The Rise of Sensationalism
Elaine Yang, Staff Writer
27 November, 2018
When looking at modern news and social media, it is clear that Donald Trump’s election as President of the United States of America has been controversial. Ultimately, his rhetoric and conduct during his campaign have paved the way for far-right political leaders to adopt publicly outspoken and unapologetic styles of leadership. This campaign model is reflected in Brazil’s recent president-elect Jair Bolsonaro, who has become infamously nicknamed the “Trump of the Tropics”.
With the Brazilian public tired of deeply-rooted poverty, economic, and political turmoil, Bolsonaro’s bold claims and promises of improving the Brazilian economy and his claims to address corruption and crime with an iron fist has resulted in his shocking victory, claiming 55 percent of the vote. Bolsonaro’s successful election campaign has highlighted the current and pressing issues of the rise and emergence of sensationalism, blatant discrimination without consequence.

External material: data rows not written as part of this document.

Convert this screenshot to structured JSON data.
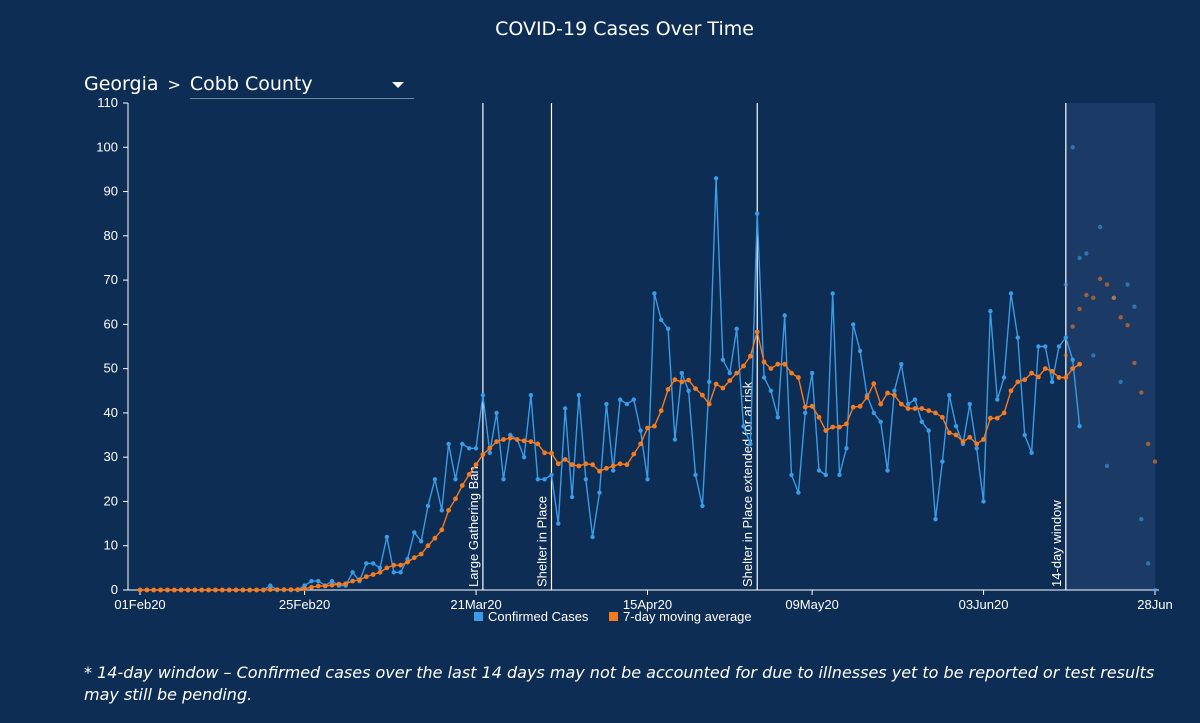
{
  "page": {
    "title": "COVID-19 Cases Over Time",
    "breadcrumb": {
      "state": "Georgia",
      "separator": ">",
      "county": "Cobb County"
    },
    "footnote": "* 14-day window – Confirmed cases over the last 14 days may not be accounted for due to illnesses yet to be reported or test results may still be pending."
  },
  "colors": {
    "background": "#0d2d54",
    "confirmed": "#3a9be6",
    "average": "#f47b20",
    "window_shade": "#1b3b66"
  },
  "chart_data": {
    "type": "line",
    "x_start": "2020-02-01",
    "x_end": "2020-06-28",
    "ylim": [
      0,
      110
    ],
    "y_ticks": [
      0,
      10,
      20,
      30,
      40,
      50,
      60,
      70,
      80,
      90,
      100,
      110
    ],
    "x_ticks": [
      {
        "date": "2020-02-01",
        "label": "01Feb20"
      },
      {
        "date": "2020-02-25",
        "label": "25Feb20"
      },
      {
        "date": "2020-03-21",
        "label": "21Mar20"
      },
      {
        "date": "2020-04-15",
        "label": "15Apr20"
      },
      {
        "date": "2020-05-09",
        "label": "09May20"
      },
      {
        "date": "2020-06-03",
        "label": "03Jun20"
      },
      {
        "date": "2020-06-28",
        "label": "28Jun"
      }
    ],
    "legend": [
      {
        "label": "Confirmed Cases",
        "color": "#3a9be6"
      },
      {
        "label": "7-day moving average",
        "color": "#f47b20"
      }
    ],
    "legend_position": "bottom",
    "events": [
      {
        "date": "2020-03-22",
        "label": "Large Gathering Ban"
      },
      {
        "date": "2020-04-01",
        "label": "Shelter in Place"
      },
      {
        "date": "2020-05-01",
        "label": "Shelter in Place extended for at risk"
      },
      {
        "date": "2020-06-15",
        "label": "14-day window"
      }
    ],
    "window_start": "2020-06-15",
    "window_end": "2020-06-28",
    "series": [
      {
        "name": "Confirmed Cases",
        "start": "2020-02-01",
        "values": [
          0,
          0,
          0,
          0,
          0,
          0,
          0,
          0,
          0,
          0,
          0,
          0,
          0,
          0,
          0,
          0,
          0,
          0,
          0,
          1,
          0,
          0,
          0,
          0,
          1,
          2,
          2,
          1,
          2,
          1,
          1,
          4,
          2,
          6,
          6,
          5,
          12,
          4,
          4,
          7,
          13,
          11,
          19,
          25,
          18,
          33,
          25,
          33,
          32,
          32,
          44,
          31,
          40,
          25,
          35,
          34,
          30,
          44,
          25,
          25,
          26,
          15,
          41,
          21,
          44,
          25,
          12,
          22,
          42,
          27,
          43,
          42,
          43,
          36,
          25,
          67,
          61,
          59,
          34,
          49,
          45,
          26,
          19,
          47,
          93,
          52,
          49,
          59,
          37,
          33,
          85,
          48,
          45,
          39,
          62,
          26,
          22,
          40,
          49,
          27,
          26,
          67,
          26,
          32,
          60,
          54,
          44,
          40,
          38,
          27,
          45,
          51,
          42,
          43,
          38,
          36,
          16,
          29,
          44,
          37,
          33,
          42,
          32,
          20,
          63,
          43,
          48,
          67,
          57,
          35,
          31,
          55,
          55,
          47,
          55,
          57,
          52,
          37
        ]
      },
      {
        "name": "7-day moving average",
        "start": "2020-02-01",
        "values": [
          0,
          0,
          0,
          0,
          0,
          0,
          0,
          0,
          0,
          0,
          0,
          0,
          0,
          0,
          0,
          0,
          0,
          0,
          0,
          0.1,
          0.1,
          0.1,
          0.1,
          0.1,
          0.3,
          0.6,
          0.9,
          0.9,
          1.1,
          1.3,
          1.4,
          2,
          2.3,
          3,
          3.5,
          4,
          5,
          5.6,
          5.6,
          6.3,
          7.3,
          8.1,
          10,
          11.7,
          13.6,
          18,
          20.6,
          23.6,
          26.1,
          28.3,
          30.6,
          32,
          33.5,
          34,
          34.3,
          34,
          33.7,
          33.5,
          33,
          31,
          30.9,
          28.5,
          29.5,
          28.3,
          28,
          28.5,
          28.3,
          26.8,
          27.5,
          28,
          28.5,
          28.3,
          30.7,
          33,
          36.6,
          37,
          40.5,
          45.3,
          47.5,
          47,
          47.4,
          45.5,
          44,
          42,
          46.5,
          45.6,
          47.3,
          49,
          50.6,
          52.8,
          58.3,
          51.5,
          50,
          51,
          51,
          49,
          48,
          41.3,
          41.5,
          39,
          36,
          36.8,
          36.8,
          37.5,
          41.3,
          41.5,
          43.5,
          46.6,
          42,
          44.5,
          44,
          42,
          41,
          41,
          41,
          40.5,
          40,
          39,
          35.5,
          35,
          33.5,
          34.5,
          33,
          34,
          38.8,
          38.8,
          40,
          45,
          47,
          47.5,
          49,
          48.1,
          50,
          49.4,
          48,
          48,
          50,
          51
        ]
      },
      {
        "name": "Confirmed Cases (14-day window)",
        "start": "2020-06-15",
        "values": [
          69,
          100,
          75,
          76,
          53,
          82,
          28,
          66,
          47,
          69,
          64,
          16,
          6,
          0
        ]
      },
      {
        "name": "7-day moving average (14-day window)",
        "start": "2020-06-15",
        "values": [
          53,
          59.5,
          63.5,
          66.6,
          66,
          70.3,
          69,
          66,
          61.6,
          59.8,
          51.3,
          44.6,
          33,
          29
        ]
      }
    ]
  }
}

Despite his lead during the presidential race, his controversial statements have greatly divided Brazil’s politics, facilitating fear and hate. As a result, one citizen went to the extreme by stabbing Bolsonaro at one of his campaign rallies in September. Although this incident left him in a critical state, it is clear that the action has turned Bolsonaro into a martyr, bolstering support for his hard stance against violence. This ultimately helped him garner votes.

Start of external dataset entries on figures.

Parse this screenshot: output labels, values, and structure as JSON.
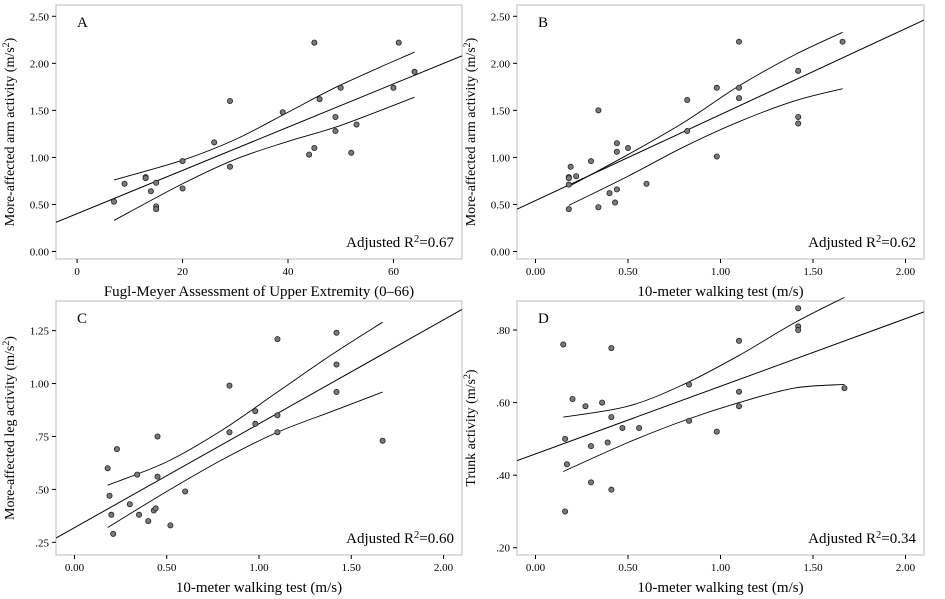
{
  "chart_data": [
    {
      "type": "scatter",
      "panel_letter": "A",
      "xlabel": "Fugl-Meyer Assessment of Upper Extremity (0–66)",
      "ylabel": "More-affected arm activity (m/s²)",
      "annotation": "Adjusted R²=0.67",
      "xlim": [
        -4,
        73
      ],
      "ylim": [
        -0.08,
        2.62
      ],
      "x_ticks": [
        0,
        20,
        40,
        60
      ],
      "x_tick_labels": [
        "0",
        "20",
        "40",
        "60"
      ],
      "y_ticks": [
        0,
        0.5,
        1.0,
        1.5,
        2.0,
        2.5
      ],
      "y_tick_labels": [
        "0.00",
        "0.50",
        "1.00",
        "1.50",
        "2.00",
        "2.50"
      ],
      "points": [
        [
          7,
          0.53
        ],
        [
          9,
          0.72
        ],
        [
          13,
          0.79
        ],
        [
          13,
          0.78
        ],
        [
          14,
          0.64
        ],
        [
          15,
          0.73
        ],
        [
          15,
          0.48
        ],
        [
          15,
          0.45
        ],
        [
          20,
          0.96
        ],
        [
          20,
          0.67
        ],
        [
          26,
          1.16
        ],
        [
          29,
          1.6
        ],
        [
          29,
          0.9
        ],
        [
          39,
          1.48
        ],
        [
          44,
          1.03
        ],
        [
          45,
          1.1
        ],
        [
          45,
          2.22
        ],
        [
          46,
          1.62
        ],
        [
          49,
          1.43
        ],
        [
          49,
          1.28
        ],
        [
          50,
          1.74
        ],
        [
          52,
          1.05
        ],
        [
          53,
          1.35
        ],
        [
          60,
          1.74
        ],
        [
          61,
          2.22
        ],
        [
          64,
          1.91
        ]
      ],
      "fit_line": {
        "x": [
          -4,
          73
        ],
        "y": [
          0.31,
          2.08
        ]
      },
      "ci_upper": {
        "x": [
          7,
          20,
          30,
          40,
          50,
          64
        ],
        "y": [
          0.76,
          0.97,
          1.19,
          1.48,
          1.77,
          2.12
        ]
      },
      "ci_lower": {
        "x": [
          7,
          20,
          30,
          40,
          50,
          64
        ],
        "y": [
          0.33,
          0.72,
          0.98,
          1.17,
          1.34,
          1.64
        ]
      }
    },
    {
      "type": "scatter",
      "panel_letter": "B",
      "xlabel": "10-meter walking test (m/s)",
      "ylabel": "More-affected arm activity (m/s²)",
      "annotation": "Adjusted R²=0.62",
      "xlim": [
        -0.1,
        2.1
      ],
      "ylim": [
        -0.08,
        2.62
      ],
      "x_ticks": [
        0,
        0.5,
        1.0,
        1.5,
        2.0
      ],
      "x_tick_labels": [
        "0.00",
        "0.50",
        "1.00",
        "1.50",
        "2.00"
      ],
      "y_ticks": [
        0,
        0.5,
        1.0,
        1.5,
        2.0,
        2.5
      ],
      "y_tick_labels": [
        "0.00",
        "0.50",
        "1.00",
        "1.50",
        "2.00",
        "2.50"
      ],
      "points": [
        [
          0.18,
          0.79
        ],
        [
          0.18,
          0.78
        ],
        [
          0.18,
          0.71
        ],
        [
          0.18,
          0.45
        ],
        [
          0.19,
          0.9
        ],
        [
          0.22,
          0.8
        ],
        [
          0.3,
          0.96
        ],
        [
          0.34,
          1.5
        ],
        [
          0.34,
          0.47
        ],
        [
          0.4,
          0.62
        ],
        [
          0.43,
          0.52
        ],
        [
          0.44,
          0.66
        ],
        [
          0.44,
          1.15
        ],
        [
          0.44,
          1.06
        ],
        [
          0.5,
          1.1
        ],
        [
          0.6,
          0.72
        ],
        [
          0.82,
          1.61
        ],
        [
          0.82,
          1.28
        ],
        [
          0.98,
          1.01
        ],
        [
          0.98,
          1.74
        ],
        [
          1.1,
          2.23
        ],
        [
          1.1,
          1.74
        ],
        [
          1.1,
          1.63
        ],
        [
          1.42,
          1.92
        ],
        [
          1.42,
          1.43
        ],
        [
          1.42,
          1.36
        ],
        [
          1.66,
          2.23
        ]
      ],
      "fit_line": {
        "x": [
          -0.1,
          2.1
        ],
        "y": [
          0.45,
          2.46
        ]
      },
      "ci_upper": {
        "x": [
          0.18,
          0.5,
          0.8,
          1.1,
          1.4,
          1.66
        ],
        "y": [
          0.69,
          1.03,
          1.37,
          1.76,
          2.09,
          2.33
        ]
      },
      "ci_lower": {
        "x": [
          0.18,
          0.5,
          0.8,
          1.1,
          1.4,
          1.66
        ],
        "y": [
          0.49,
          0.8,
          1.11,
          1.38,
          1.6,
          1.73
        ]
      }
    },
    {
      "type": "scatter",
      "panel_letter": "C",
      "xlabel": "10-meter walking test (m/s)",
      "ylabel": "More-affected leg activity (m/s²)",
      "annotation": "Adjusted R²=0.60",
      "xlim": [
        -0.1,
        2.1
      ],
      "ylim": [
        0.19,
        1.39
      ],
      "x_ticks": [
        0,
        0.5,
        1.0,
        1.5,
        2.0
      ],
      "x_tick_labels": [
        "0.00",
        "0.50",
        "1.00",
        "1.50",
        "2.00"
      ],
      "y_ticks": [
        0.25,
        0.5,
        0.75,
        1.0,
        1.25
      ],
      "y_tick_labels": [
        ".25",
        ".50",
        ".75",
        "1.00",
        "1.25"
      ],
      "points": [
        [
          0.18,
          0.6
        ],
        [
          0.19,
          0.47
        ],
        [
          0.2,
          0.38
        ],
        [
          0.21,
          0.29
        ],
        [
          0.23,
          0.69
        ],
        [
          0.3,
          0.43
        ],
        [
          0.34,
          0.57
        ],
        [
          0.35,
          0.38
        ],
        [
          0.4,
          0.35
        ],
        [
          0.43,
          0.4
        ],
        [
          0.44,
          0.41
        ],
        [
          0.45,
          0.56
        ],
        [
          0.45,
          0.75
        ],
        [
          0.52,
          0.33
        ],
        [
          0.6,
          0.49
        ],
        [
          0.84,
          0.99
        ],
        [
          0.84,
          0.77
        ],
        [
          0.98,
          0.87
        ],
        [
          0.98,
          0.81
        ],
        [
          1.1,
          1.21
        ],
        [
          1.1,
          0.85
        ],
        [
          1.1,
          0.77
        ],
        [
          1.42,
          1.24
        ],
        [
          1.42,
          1.09
        ],
        [
          1.42,
          0.96
        ],
        [
          1.67,
          0.73
        ]
      ],
      "fit_line": {
        "x": [
          -0.1,
          2.1
        ],
        "y": [
          0.27,
          1.35
        ]
      },
      "ci_upper": {
        "x": [
          0.18,
          0.5,
          0.8,
          1.1,
          1.4,
          1.67
        ],
        "y": [
          0.52,
          0.63,
          0.78,
          0.96,
          1.14,
          1.29
        ]
      },
      "ci_lower": {
        "x": [
          0.18,
          0.5,
          0.8,
          1.1,
          1.4,
          1.67
        ],
        "y": [
          0.32,
          0.49,
          0.64,
          0.77,
          0.87,
          0.96
        ]
      }
    },
    {
      "type": "scatter",
      "panel_letter": "D",
      "xlabel": "10-meter walking test (m/s)",
      "ylabel": "Trunk activity (m/s²)",
      "annotation": "Adjusted R²=0.34",
      "xlim": [
        -0.1,
        2.1
      ],
      "ylim": [
        0.18,
        0.88
      ],
      "x_ticks": [
        0,
        0.5,
        1.0,
        1.5,
        2.0
      ],
      "x_tick_labels": [
        "0.00",
        "0.50",
        "1.00",
        "1.50",
        "2.00"
      ],
      "y_ticks": [
        0.2,
        0.4,
        0.6,
        0.8
      ],
      "y_tick_labels": [
        ".20",
        ".40",
        ".60",
        ".80"
      ],
      "points": [
        [
          0.15,
          0.76
        ],
        [
          0.16,
          0.5
        ],
        [
          0.16,
          0.3
        ],
        [
          0.17,
          0.43
        ],
        [
          0.2,
          0.61
        ],
        [
          0.27,
          0.59
        ],
        [
          0.3,
          0.48
        ],
        [
          0.3,
          0.38
        ],
        [
          0.36,
          0.6
        ],
        [
          0.39,
          0.49
        ],
        [
          0.41,
          0.75
        ],
        [
          0.41,
          0.56
        ],
        [
          0.41,
          0.36
        ],
        [
          0.47,
          0.53
        ],
        [
          0.56,
          0.53
        ],
        [
          0.83,
          0.65
        ],
        [
          0.83,
          0.55
        ],
        [
          0.98,
          0.52
        ],
        [
          1.1,
          0.77
        ],
        [
          1.1,
          0.63
        ],
        [
          1.1,
          0.59
        ],
        [
          1.42,
          0.86
        ],
        [
          1.42,
          0.81
        ],
        [
          1.42,
          0.8
        ],
        [
          1.67,
          0.64
        ]
      ],
      "fit_line": {
        "x": [
          -0.1,
          2.1
        ],
        "y": [
          0.44,
          0.85
        ]
      },
      "ci_upper": {
        "x": [
          0.15,
          0.5,
          0.8,
          1.1,
          1.4,
          1.67
        ],
        "y": [
          0.56,
          0.59,
          0.65,
          0.73,
          0.82,
          0.89
        ]
      },
      "ci_lower": {
        "x": [
          0.15,
          0.5,
          0.8,
          1.1,
          1.4,
          1.67
        ],
        "y": [
          0.41,
          0.49,
          0.55,
          0.6,
          0.64,
          0.65
        ]
      }
    }
  ]
}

Bolsonaro’s campaign policies advertised a major economic reform. These included promises to implement “privatization, pension reform, and [lower] taxes”. This gained him votes within the business community. However, Bolsonaro’s primary concern is addressing crime, corruption and violence. His campaign highlighted his hard stance against said issues. Coincidentally, his connections within Brazil’s military lent credibility to his claims that he would lower crime if elected. This focus on crime, corruption, and violence allow his campaign to address and provide voters with a solution for one of Brazilians’ most pressing concerns: their corrupt government. The government’s recent scandal, dubbed “Operation Car Wash”, involved allegations involving the oil company Petrobras and bribery within the Worker’ Party and ultimately resulted in the imprisonment of Luiz Inacio Lula da Silva, the President during that the time. Desperate to escape this corrupt government, Bolsonaro’s supporters view his bold claims with stars in their eyes, yearning for radical, yet effective change.

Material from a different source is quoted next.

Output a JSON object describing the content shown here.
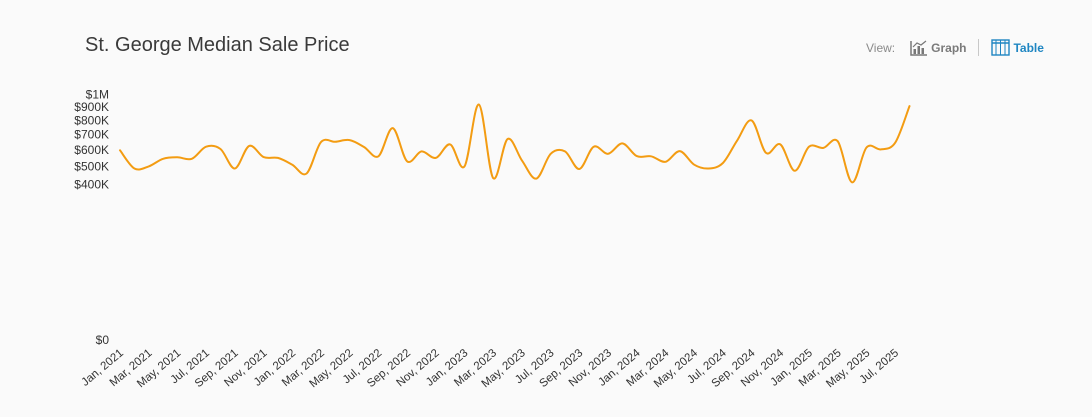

Bolsonaro has also taken an extremely controversial stance on environmental issues, especially concerning the future of the Amazon rainforest. He has given the UN an ultimatum, stating that Brazil will be pulling out of the Paris Agreement if they are not given “full sovereignty over rainforest management”.
Along with these promises, Bolsonaro has claimed that his party will abolish the currently implemented environmental policies and regulations, arguing that they are counter-productive to the advancement of Brazil’s development. Given his stance on the Amazon, it is evident that Bolsonaro’s policies would result in exploitation of the rainforest for economic gain.
Though controversial, it seems as though the campaign model that highlights the spread of right-wing values, blatant discrimination, and statements that entice shock value is highly successful in garnering the public’s attention, ultimately generating opinion and debate. In modern society’s current climate, the idea of nationalist regimes who value protectionism and regard other nations with contempt and suspicion has gained popularity in an effort to satiate political concerns, replacing fear with a love for one’s country.
Throughout Bolsonaro’s campaign, he had also blatantly expressed his disdain for the media, declaring them as enemies to his campaign. This attempt to combat the mainly negative opinion of him spread by the liberal media, both in Brazil and the rest of the world is also seen in Trump’s campaign for President. By using the term “fake news”, popularized by Trump, Bolsonaro has managed to seemly discredit reputable news sources in Brazil. Although his claims against the media have been stated as if they were fact, a deeper look into his campaign reveals many untruths and false claims.
It seems as though the creation of a common enemy in the media has become a popular trend for conservative politicians to promote, providing supporters with and outlet to direct their anger and frustrations due to their falling economic status. This erasure of popular media has resulted in the mass questioning of its credibility, of which, is directly mirrored in America with Trump’s vendetta against the media. Consequently, this creates a sense of distrust within the country, fostering the development of doubt and the rise of untruths.
Although Bolsonaro is set to take office in January, it is clear that his election marks a significant shift within the governance and political atmosphere of Brazil. However, his election also raises concerns regarding the potential consequences regarding the political state of nations around the world, as they begin to use sensationalism to promote the shift towards nationalistic regimes.